Hello, my name is Jeff. I last said “We accept pull requests” one week ago on February 18th during the MVP Summit.
I want to apologize to the MVPs who heard me say this last week. The words did not convey the message I was attempting to convey.
At the end of the day on Monday, we were soliciting feedback on new feature ideas for ASP.NET. One gentleman asked about creating server-side HTML tags that would be recognized by Razor, and translated into different client-side HTML. The idea would be a bit of a blend between ASP.NET Web Forms and ASP.NET MVC with Razor templates; a very neat idea indeed. After a few minutes of discussion, it sounded like the idea should be relatively straight-forward to implement within Razor as it is today. I thought, “That should be pretty straight-forward; maybe he would want to take a stab at it himself.” And then I did it; I said the cringe-inducing words, “We accept pull requests.”
As the sentence left my mouth, I realized how terrible it sounded. A moment later, I heard a couple murmurs about the remark. It didn’t come out right and it wasn’t received well. I only hope I didn’t offend the person requesting the feature or dissuade him from suggesting other features. I honestly meant for the remark to mean “That’s a great idea, thanks! Do you want to take a stab at it? We’ll help.” I am sorry my words didn’t reflect my sentiment.
Why do the words “we accept pull requests” have such a stigma? Why were they cringe-inducing when I spoke them? Because too many OSS projects use these words as an easy way to shut people up. We (the collective of OSS project owners) can too easily jump to this phrase when we don’t want to do something ourselves. If we don’t see the value in a feature, but the requester persists, we can simply utter, “We accept pull requests,” and drop it until the end of days or when a pull request is submitted, whichever comes first. The phrase now basically means, “Buzz off!”
At Microsoft, having open source projects that actually accept pull requests is a fairly new concept. I work on NuGet, which is an Outercurve project that accepts contributions from Microsoft and many others. I was the dev lead for Razor and Web Pages at the time it went open source through Microsoft Open Tech. I collaborate with teams that work on EntityFramework, SignalR, MVC, and several other open source projects. I spend virtually all my time thinking about projects that are open source. Just a few years ago, this was unimaginable at Microsoft. Sometimes I feel like it still hasn’t sunk in how awesome it is that we have gotten to where we are, and I think I’ve been trigger happy and I’ve said “We accept pull requests” too often I typically use the phrase in jest, but I admit that I have said it when I was really thinking “Buzz off!”
Coming to a head
The weekend after the MVP summit, I was still regretting having said what I said. I wished all week I could take the words back. And then I saw someone else fall victim. On a highly controversial NuGet issue, the infamous Phil Haack used a similar phrase as part of a response stating that the core team probably wouldn’t be taking action on the proposed changes, but that there was nothing stopping those affected from issuing a pull request. With my mistake still fresh in my mind, I read Phil’s words just as I’m sure everyone in the room at the MVP summit heard my own. It sounded flippant and it had the opposite effect from what Phil intended or what I would want people thinking of the NuGet core team. From there, the thread started turning nasty. We were stuck arguing opinions and we were no longer discussing the actual issue and how it could be solved.

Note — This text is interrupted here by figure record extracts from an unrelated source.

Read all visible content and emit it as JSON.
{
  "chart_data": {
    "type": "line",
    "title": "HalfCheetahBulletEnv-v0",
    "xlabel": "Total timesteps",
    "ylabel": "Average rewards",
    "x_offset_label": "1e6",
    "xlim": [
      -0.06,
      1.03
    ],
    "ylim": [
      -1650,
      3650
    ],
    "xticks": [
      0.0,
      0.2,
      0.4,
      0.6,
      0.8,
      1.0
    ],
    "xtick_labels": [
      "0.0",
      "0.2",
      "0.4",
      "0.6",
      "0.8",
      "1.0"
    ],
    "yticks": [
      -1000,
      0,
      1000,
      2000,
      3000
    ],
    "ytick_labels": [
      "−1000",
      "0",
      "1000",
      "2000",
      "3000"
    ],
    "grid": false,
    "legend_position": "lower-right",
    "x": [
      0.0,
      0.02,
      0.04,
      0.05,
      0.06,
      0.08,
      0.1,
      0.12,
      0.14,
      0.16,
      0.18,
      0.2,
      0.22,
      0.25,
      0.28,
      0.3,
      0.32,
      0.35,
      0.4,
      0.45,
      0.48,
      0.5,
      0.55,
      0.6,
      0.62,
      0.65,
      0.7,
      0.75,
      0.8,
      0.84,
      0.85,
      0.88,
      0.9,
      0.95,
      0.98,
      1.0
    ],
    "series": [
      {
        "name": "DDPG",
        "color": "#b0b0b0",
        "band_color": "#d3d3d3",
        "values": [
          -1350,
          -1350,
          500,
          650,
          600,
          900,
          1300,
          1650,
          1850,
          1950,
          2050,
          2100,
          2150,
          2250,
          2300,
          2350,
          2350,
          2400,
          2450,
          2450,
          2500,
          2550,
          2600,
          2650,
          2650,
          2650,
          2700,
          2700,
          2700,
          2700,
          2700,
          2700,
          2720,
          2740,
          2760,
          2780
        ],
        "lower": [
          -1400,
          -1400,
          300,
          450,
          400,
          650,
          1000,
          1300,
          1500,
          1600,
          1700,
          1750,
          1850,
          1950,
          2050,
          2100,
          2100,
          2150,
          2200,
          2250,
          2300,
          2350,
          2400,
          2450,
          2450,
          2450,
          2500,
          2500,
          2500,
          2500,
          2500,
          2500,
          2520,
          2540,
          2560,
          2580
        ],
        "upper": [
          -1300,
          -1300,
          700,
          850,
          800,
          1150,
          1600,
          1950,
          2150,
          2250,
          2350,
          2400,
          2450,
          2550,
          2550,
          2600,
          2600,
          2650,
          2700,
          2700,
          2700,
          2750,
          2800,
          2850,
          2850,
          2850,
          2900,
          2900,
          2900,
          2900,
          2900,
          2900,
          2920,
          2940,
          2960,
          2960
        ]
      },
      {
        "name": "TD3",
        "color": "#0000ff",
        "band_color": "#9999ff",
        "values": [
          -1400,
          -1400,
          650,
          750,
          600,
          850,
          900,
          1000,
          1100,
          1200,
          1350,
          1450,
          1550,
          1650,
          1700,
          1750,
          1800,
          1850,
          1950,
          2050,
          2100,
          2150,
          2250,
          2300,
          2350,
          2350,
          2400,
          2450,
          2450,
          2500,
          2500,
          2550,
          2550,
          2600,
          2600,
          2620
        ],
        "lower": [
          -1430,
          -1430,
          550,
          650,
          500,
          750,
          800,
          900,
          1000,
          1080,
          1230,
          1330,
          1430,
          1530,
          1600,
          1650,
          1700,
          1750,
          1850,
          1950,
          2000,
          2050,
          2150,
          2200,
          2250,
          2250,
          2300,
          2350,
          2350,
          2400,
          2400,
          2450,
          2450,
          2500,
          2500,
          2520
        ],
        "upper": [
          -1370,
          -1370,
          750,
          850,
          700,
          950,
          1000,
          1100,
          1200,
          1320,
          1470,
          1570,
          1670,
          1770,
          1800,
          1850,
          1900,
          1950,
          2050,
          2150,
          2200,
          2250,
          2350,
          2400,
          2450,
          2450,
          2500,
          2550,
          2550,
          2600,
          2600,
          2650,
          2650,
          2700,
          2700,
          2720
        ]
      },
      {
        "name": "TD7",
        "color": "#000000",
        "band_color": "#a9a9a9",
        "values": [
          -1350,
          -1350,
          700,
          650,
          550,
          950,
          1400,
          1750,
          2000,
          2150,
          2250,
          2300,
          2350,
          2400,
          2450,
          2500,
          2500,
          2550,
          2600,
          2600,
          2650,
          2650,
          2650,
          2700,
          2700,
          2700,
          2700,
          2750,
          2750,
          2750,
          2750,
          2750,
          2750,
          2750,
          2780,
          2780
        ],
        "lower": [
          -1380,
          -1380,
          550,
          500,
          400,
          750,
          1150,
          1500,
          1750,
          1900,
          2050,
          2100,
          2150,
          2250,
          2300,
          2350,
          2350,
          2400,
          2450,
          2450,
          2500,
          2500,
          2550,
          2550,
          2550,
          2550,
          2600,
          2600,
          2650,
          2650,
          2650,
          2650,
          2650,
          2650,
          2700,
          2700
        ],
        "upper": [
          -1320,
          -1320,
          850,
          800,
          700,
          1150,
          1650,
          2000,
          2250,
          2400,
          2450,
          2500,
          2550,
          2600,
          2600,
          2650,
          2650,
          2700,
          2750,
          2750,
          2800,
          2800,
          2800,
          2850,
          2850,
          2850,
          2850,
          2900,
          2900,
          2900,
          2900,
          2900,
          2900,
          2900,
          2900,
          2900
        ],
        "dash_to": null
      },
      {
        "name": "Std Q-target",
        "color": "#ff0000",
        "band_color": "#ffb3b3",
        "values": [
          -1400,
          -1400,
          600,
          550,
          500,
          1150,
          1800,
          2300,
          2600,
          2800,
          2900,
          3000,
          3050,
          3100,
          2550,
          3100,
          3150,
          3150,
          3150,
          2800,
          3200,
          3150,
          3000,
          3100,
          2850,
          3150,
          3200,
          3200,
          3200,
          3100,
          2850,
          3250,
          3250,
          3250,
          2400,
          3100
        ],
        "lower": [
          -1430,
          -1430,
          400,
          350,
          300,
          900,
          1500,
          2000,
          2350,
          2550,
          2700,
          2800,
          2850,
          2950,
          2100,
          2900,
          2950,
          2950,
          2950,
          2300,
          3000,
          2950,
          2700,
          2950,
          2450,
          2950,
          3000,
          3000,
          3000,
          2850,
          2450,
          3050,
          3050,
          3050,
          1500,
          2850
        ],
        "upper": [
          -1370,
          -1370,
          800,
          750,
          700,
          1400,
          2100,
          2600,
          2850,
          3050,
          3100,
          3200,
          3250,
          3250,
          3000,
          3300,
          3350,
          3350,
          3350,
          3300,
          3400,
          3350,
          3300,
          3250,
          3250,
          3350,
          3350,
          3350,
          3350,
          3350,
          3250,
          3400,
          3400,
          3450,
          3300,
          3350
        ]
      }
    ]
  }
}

A short while later, a Twitter conversation broke out, initiated by a short rant from Phil. Several people started weighing in:
With that many mentions on the tweets, we ran out of characters and eventually moved into JabbR. By the end of the conversation, we all agreed that the words “we accept pull requests” should never be used again. Phil proposed a great phrase to use instead: “Want to take a crack at it? We’ll help.”
Beating an addiction
I am vowing to stop saying “We accept pull requests.” Instead I’m going to be more intentional and say things like “Want to take a crack at it? We’ll help.” And if it’s a feature that doesn’t make sense in the project, I’ll be more honest and say so, explaining why.